Senate panel deadlocks on Jackson’s Supreme Court nomination
The Senate Judiciary Committee deadlocked on Ketanji Brown Jackson’s Supreme Court nomination in a Monday vote, the panel’s first tie on a high court pick since 1991.
Senators voted 11-11 on sending Jackson’s nomination to the full Senate, with the vote breaking down along party lines. The evenly split committee is one of the byproducts of the 50-50 Senate.
It’s the first committee tie vote on a Supreme Court nominee since Justice Clarence Thomas’s nomination.
The split vote doesn’t sink Jackson’s nomination, but it will require the Senate to formally discharge her nomination from committee. Senate Majority Leader Charles Schumer (D-N.Y.) is expected to move to do so later Monday, the first time a Supreme Court nominee has had to be discharged from committee since 1853.
Jackson is the first Black female Supreme Court nominee to appear before the committee. If confirmed as expected, she’ll be the first Black woman on the nation’s highest court.
“This committee action today is nothing less than making history,” said Sen. Dick Durbin (D-Ill.), the chairman of the Judiciary Committee.
The vote was delayed for several hours Monday after Sen. Alex Padilla (D-Calif.) had a flight delay.
It comes after a four-day committee hearing on Jackson’s nomination last month that included testy exchanges with Republican senators on the panel, some of whom are viewed as having White House ambitions.
Republicans used the hearing to question Jackson’s sentences related to certain child pornography cases, her work related to Guantánamo Bay detainees and her broader judicial philosophy, questioning if she would be “soft on crime.”
Sen. Lindsey Graham (R-S.C.), who will oppose Jackson marking his first “no” vote on a Supreme Court nominee, argued that Jackson was meant to appeal to the “hard left.”
“They made that choice and we’ll see how it plays out,” Graham said about the White House’s decision.
Graham defended his frequent interruptions of Jackson, noting that he interrupts when he thinks nominees are evading his question, and said Jackson would be an “activist” on the Supreme Court.
“She wants an outcome, she’s going to find it,” Graham said, while saying that she was “completely evasive” on questions.
Republicans also used the hours-long debate ahead of the committee vote on Monday to relitigate their criticism of Jackson’s sentencing on child porn cases.
“These aren’t just numbers. These are criminals with real victims,” said Sen. Tom Cotton (R-Ark.).
Supreme Court confirmation fights have grown increasingly partisan in the Senate.
Republicans nixed the 60-vote filibuster for Supreme Court nominees in 2017 — following a similar step Democrats took in 2013 for lower-court picks.
During the Trump administration, only three Democratic senators supported Neil Gorsuch’s Supreme Court nomination in 2017. Sen. Joe Manchin (W.Va.) was the only Democratic senator to vote for Brett Kavanaugh’s nomination a year later, while no Democrats voted for Amy Coney Barrett’s nomination in 2020.

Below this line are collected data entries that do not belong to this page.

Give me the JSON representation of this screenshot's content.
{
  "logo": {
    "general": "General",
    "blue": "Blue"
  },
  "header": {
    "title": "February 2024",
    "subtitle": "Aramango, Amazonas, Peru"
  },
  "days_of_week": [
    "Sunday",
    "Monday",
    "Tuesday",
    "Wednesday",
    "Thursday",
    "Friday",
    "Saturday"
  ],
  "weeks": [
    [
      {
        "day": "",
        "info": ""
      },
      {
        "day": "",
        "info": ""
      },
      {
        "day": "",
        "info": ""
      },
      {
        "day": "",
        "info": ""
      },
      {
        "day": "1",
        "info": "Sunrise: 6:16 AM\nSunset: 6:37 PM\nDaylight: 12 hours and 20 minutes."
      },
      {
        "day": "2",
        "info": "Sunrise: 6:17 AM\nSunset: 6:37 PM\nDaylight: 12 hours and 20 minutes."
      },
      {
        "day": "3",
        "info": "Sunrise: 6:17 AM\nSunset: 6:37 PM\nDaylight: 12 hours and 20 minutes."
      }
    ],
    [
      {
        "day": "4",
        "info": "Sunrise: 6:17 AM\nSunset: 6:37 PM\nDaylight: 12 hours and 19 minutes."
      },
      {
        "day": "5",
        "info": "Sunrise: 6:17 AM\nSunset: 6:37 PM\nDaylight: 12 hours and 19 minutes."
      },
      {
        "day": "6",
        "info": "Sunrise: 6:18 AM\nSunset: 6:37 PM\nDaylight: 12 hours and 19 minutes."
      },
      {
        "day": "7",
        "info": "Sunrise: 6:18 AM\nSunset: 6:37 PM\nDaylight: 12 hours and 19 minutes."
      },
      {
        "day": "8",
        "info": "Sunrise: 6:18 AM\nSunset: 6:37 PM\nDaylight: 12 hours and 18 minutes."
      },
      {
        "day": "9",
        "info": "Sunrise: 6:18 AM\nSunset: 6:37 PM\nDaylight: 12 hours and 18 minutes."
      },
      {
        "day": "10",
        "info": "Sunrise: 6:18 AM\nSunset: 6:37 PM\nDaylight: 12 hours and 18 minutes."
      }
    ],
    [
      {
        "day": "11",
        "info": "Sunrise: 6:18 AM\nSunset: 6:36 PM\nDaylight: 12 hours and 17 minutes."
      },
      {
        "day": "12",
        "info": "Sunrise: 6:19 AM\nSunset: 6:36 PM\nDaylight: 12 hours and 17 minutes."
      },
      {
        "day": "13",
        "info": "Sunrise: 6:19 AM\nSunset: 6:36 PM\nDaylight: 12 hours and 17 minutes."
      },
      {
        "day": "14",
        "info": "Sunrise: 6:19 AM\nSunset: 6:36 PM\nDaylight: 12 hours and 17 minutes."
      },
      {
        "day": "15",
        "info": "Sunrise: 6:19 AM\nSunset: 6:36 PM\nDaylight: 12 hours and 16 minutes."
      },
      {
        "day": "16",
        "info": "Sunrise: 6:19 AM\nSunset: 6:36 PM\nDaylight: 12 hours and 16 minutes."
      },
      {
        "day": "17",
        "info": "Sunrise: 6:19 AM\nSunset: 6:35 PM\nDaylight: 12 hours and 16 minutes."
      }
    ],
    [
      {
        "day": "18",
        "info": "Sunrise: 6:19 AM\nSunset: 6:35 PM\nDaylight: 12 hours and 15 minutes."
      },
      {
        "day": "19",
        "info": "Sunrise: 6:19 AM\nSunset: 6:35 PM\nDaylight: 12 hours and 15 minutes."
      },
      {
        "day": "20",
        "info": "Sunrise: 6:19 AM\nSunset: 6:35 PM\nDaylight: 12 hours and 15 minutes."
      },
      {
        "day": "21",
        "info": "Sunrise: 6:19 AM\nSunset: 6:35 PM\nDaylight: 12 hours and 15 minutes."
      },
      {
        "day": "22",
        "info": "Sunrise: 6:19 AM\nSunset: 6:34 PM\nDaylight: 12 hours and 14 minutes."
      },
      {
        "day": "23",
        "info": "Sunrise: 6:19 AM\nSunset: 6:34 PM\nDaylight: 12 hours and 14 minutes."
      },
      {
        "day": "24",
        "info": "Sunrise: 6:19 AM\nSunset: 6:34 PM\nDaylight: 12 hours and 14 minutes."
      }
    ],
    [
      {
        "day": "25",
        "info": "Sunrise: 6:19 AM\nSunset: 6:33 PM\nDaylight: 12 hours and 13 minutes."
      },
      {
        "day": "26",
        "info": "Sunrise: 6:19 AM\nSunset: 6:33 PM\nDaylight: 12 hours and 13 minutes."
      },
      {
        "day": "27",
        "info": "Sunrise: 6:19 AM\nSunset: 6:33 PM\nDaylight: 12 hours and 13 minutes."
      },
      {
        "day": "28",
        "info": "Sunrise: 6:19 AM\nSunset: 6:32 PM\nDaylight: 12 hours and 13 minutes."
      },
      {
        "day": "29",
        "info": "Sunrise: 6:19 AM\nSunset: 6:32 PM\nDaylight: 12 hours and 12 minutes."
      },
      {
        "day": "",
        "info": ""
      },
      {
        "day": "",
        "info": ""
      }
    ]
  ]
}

Graham, pointing back to Democratic opposition to Trump-era nominees, said that it would be “odd” for Judiciary Committee Republicans to support Jackson’s nomination and that Republicans wouldn’t be “trained seals over here clapping when you appoint a liberal.”
He also signaled that Republicans wouldn’t have moved Jackson as a Supreme Court nominee if they had controlled the Senate and would have demanded a nominee who was more moderate.
Senate Minority Leader Mitch McConnell (R-Ky.) has said that he would block Biden from filling a Supreme Court vacancy in 2024 if Republicans controlled the Senate, while refusing to say if he would let a vacancy that occurred in 2023 be filled.
“If we get back the Senate and we’re in charge of this body and there is judicial openings we will talk to our colleagues on the other side. But if we were in charge, she would not have been before this committee. You would have had somebody more moderate than this,” Graham said.
“So I want you to know right now the process you started to go to a simple majority vote is going to rear its head here pretty soon where we’re in charge then we’ll talk about judges differently,” he added.
Democrats knocked a handful of GOP senators on the committee, arguing that their line of questioning during the hearings was aimed at getting on TV and feeding the GOP base.
Durbin said that “on the whole” GOP senators “treated the nominee with dignity and respect.”
“Some, however, did not,” Durbin said. “Instead, they repeatedly interrupted and badgered Judge Jackson and accused her of vile things in front of her parents, her husband and her children. There was table pounding, some literal, from a few of my colleagues.”